Having come into existence as a sovereign people in the course of this campaign, we would, in effect, be voting to cease to exist. We would still be constituency voters, of course, but we would have voted “Scots” as such back into the Celtic twilight from which we have so recently and surprisingly emerged.
Remember, Cameron’s idea is to settle…silence…squash…the Scottish Question. For a generation. Even those who vote No, even if they REALLY hate Alec Salmond, should pause and think what that means. That we would have voted away our only power of negotiation, and handed our destiny to whoever wins in 2015 or 2020.
David, Boris or Teresa. Choose now, because you will have no choice whatsoever in future.
Here is the thought experiment I urge on my fellow subjects. Start “as if” you were not subjects, but sovereign, autonomous individuals. As if it were your choice to pool that autonomy so that you could get things done on welfare, health, education, housing, war and peace? In a blind test, in a “veil of ignorance” as Rawls has it, would you choose the past (with its familiarity) or on the principle of that autonomy, for the future?
Will a No vote kill independence “for a generation?”
My main point here is, of course, that even if we do vote No, we can’t do that. A No vote will not “kill” sovereignty any more than devolution “killed ” independence no matter how much anyone hates Alec Salmond. A No vote will not kill our sense of place and self and or negate our now felt and established and inalienable right to govern ourselves. Even those who vote No don’t think or feel that.
Because even if we do choose to pool that individual and collective sovereignty with Westminster, we from our side, will still retain that sovereignty, while in strictly legal and constitutional terms, we will have abjured it. We will retain a sense of being entitled to choose, even if we have voted against that right. It won’t hold. It won’t serve. It doesn’t make sense any more. What was eccentric will have become incoherent. If it happens, it can’t last. It will be unstable and unsustainable.
This is why the convinced “nationalists” among the Yes camp (I’m not one of them) are so serene about the prospect of losing the vote in September. Alec Salmond’s sense of history made him sanguine about calling a referendum he always expected to lose.

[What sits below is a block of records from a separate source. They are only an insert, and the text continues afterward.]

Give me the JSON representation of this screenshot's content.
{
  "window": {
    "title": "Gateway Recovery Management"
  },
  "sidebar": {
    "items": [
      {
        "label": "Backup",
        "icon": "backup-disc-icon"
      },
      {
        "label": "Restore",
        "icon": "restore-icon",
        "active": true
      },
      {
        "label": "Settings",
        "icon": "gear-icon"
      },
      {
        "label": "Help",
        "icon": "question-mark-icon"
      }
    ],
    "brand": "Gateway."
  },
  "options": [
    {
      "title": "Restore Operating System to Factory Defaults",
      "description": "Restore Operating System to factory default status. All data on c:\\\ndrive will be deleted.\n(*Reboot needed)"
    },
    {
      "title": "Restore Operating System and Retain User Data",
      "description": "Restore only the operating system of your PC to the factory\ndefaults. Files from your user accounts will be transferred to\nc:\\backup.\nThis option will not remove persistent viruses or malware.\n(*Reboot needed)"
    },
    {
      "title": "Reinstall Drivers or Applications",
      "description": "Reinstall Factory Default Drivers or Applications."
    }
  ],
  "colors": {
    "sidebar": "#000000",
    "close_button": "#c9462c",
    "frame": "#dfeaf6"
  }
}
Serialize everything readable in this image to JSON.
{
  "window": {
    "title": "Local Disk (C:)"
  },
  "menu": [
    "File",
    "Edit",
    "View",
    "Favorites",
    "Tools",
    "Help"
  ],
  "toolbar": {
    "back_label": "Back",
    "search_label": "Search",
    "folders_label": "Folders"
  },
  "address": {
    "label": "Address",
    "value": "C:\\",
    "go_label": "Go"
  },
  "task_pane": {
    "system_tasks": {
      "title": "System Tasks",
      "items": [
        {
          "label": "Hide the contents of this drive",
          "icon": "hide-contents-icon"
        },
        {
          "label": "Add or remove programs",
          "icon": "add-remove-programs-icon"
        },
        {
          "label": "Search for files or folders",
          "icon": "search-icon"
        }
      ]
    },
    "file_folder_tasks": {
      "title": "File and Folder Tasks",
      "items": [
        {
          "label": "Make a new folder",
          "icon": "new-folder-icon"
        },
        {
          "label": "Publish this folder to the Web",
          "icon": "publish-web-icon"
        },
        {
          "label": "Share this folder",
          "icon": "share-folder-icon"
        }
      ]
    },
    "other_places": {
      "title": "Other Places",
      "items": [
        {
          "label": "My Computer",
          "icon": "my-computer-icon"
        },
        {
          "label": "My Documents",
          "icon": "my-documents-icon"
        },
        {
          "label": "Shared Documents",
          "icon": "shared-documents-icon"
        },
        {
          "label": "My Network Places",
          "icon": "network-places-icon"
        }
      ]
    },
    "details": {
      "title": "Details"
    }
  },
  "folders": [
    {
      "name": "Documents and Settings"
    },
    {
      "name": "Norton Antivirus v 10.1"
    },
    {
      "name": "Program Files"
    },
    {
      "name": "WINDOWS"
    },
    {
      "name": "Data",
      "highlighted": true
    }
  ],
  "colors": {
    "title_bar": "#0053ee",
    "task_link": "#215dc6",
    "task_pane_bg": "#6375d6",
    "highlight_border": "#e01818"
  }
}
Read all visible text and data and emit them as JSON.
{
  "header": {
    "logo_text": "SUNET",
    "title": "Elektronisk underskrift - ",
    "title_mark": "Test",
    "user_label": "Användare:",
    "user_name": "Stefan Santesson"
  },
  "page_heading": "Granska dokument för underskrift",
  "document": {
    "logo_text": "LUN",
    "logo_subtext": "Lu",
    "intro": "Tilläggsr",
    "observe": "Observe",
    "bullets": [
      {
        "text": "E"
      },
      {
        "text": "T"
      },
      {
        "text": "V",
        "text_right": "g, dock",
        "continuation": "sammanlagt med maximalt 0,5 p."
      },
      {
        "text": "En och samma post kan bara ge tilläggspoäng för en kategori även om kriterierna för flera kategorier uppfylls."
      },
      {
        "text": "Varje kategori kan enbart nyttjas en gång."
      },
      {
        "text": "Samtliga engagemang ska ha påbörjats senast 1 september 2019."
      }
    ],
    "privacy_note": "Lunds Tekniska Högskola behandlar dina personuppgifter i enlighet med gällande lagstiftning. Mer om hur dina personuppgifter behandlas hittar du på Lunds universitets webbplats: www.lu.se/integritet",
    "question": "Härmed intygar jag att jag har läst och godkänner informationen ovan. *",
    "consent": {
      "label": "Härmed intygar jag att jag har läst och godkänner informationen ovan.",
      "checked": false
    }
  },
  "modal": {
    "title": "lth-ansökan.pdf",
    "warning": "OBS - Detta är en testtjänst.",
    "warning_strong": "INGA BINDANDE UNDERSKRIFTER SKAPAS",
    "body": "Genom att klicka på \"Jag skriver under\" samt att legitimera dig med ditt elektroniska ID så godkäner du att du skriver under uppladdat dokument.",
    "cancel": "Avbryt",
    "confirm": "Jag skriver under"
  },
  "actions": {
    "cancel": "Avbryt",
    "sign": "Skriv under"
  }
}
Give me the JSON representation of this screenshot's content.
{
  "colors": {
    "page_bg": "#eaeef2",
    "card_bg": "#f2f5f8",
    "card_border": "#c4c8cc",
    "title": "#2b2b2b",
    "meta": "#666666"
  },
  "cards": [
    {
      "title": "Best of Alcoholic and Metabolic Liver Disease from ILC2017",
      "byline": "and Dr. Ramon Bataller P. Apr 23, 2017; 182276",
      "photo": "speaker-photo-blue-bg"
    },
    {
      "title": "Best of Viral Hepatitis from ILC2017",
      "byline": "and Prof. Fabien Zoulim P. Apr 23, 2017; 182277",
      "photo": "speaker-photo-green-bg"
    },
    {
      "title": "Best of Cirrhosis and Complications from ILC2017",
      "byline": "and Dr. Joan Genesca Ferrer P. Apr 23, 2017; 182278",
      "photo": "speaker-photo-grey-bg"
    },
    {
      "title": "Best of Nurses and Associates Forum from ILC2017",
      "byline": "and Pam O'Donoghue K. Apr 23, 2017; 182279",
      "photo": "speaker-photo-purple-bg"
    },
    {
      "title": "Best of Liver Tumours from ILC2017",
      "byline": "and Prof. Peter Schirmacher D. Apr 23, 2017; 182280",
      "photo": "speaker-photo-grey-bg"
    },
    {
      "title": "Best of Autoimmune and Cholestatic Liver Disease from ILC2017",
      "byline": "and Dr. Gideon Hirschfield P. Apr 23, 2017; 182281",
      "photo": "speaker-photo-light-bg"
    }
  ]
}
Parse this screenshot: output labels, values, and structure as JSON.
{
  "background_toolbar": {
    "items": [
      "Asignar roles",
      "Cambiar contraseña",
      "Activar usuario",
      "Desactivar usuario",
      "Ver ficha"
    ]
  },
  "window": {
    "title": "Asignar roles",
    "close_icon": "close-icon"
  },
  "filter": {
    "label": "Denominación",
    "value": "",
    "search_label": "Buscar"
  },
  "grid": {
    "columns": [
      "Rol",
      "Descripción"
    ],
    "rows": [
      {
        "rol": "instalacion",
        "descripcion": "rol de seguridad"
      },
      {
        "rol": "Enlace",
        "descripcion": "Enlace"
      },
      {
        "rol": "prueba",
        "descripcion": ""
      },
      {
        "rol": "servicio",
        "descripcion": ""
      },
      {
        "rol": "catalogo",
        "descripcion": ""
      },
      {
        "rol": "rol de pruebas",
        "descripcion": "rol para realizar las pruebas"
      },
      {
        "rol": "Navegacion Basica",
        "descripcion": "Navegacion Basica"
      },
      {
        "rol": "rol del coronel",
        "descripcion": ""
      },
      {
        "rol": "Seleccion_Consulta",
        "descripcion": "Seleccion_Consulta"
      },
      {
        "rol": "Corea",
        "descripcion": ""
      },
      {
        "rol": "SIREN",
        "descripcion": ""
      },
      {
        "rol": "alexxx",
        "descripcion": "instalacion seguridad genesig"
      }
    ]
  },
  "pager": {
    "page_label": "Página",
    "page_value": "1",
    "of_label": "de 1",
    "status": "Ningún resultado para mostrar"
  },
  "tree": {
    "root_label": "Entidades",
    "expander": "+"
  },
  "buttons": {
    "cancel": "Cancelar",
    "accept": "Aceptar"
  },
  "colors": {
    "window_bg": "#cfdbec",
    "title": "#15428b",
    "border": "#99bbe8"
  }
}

The Nats never expected (when sober) to win this referendum. But they know that the asking of the question changes everything. Having the choice makes us sovereign in FACT if not in fact. Forever. Once the question of sovereignty is posed is asked, it cannot be un-asked.
The process of the campaign, and especially the huge popular swell of enthusiasm and hope and purposeful dreaming it has unleashed all over the country and in every special sphere has entirely confirmed that perception. Entirely due to this campaign, something like a positive vision of the future has re-entered British politics. It is so unfamiliar as hardly to be recognisable. It is blinking uncertainly in unaccustomed light. But it is here and here to stay. Nothing can ever be the same.
Everything has changed.
Everything that goes wrong or right with Westminster politics, for us, will be now and forever an evocation of the border question. An Tory electoral alliance with UKIP? Further austerity? A vote to leave the EU? Everything will be about the border. Therefore, right now, before the vote, “Separation” is already a fact. Our experience and understanding of UK politics is already and irreparably “separated”. British institutions like the BBC and the Labour party, for both of which we once had true love, are now irreparably contaminated and structurally undermined. Our print media is despised as never before.
Our cultural distinction as Scots is now entrenched not in tartan and shortbread but in how we read and experience the world every day. The commonality of this viewpoint within Scotland and its distinction from perceptions held elsewhere is now established. Independence is already, as Neal Ascherson pointed out the other day, here already.No in September cannot mean no. It only means “not yet”.
We are a nation. Not “again” but for the very first time. A nation in the 21st century. Who are the Scots? We are. And we are not climbing back in the bottle.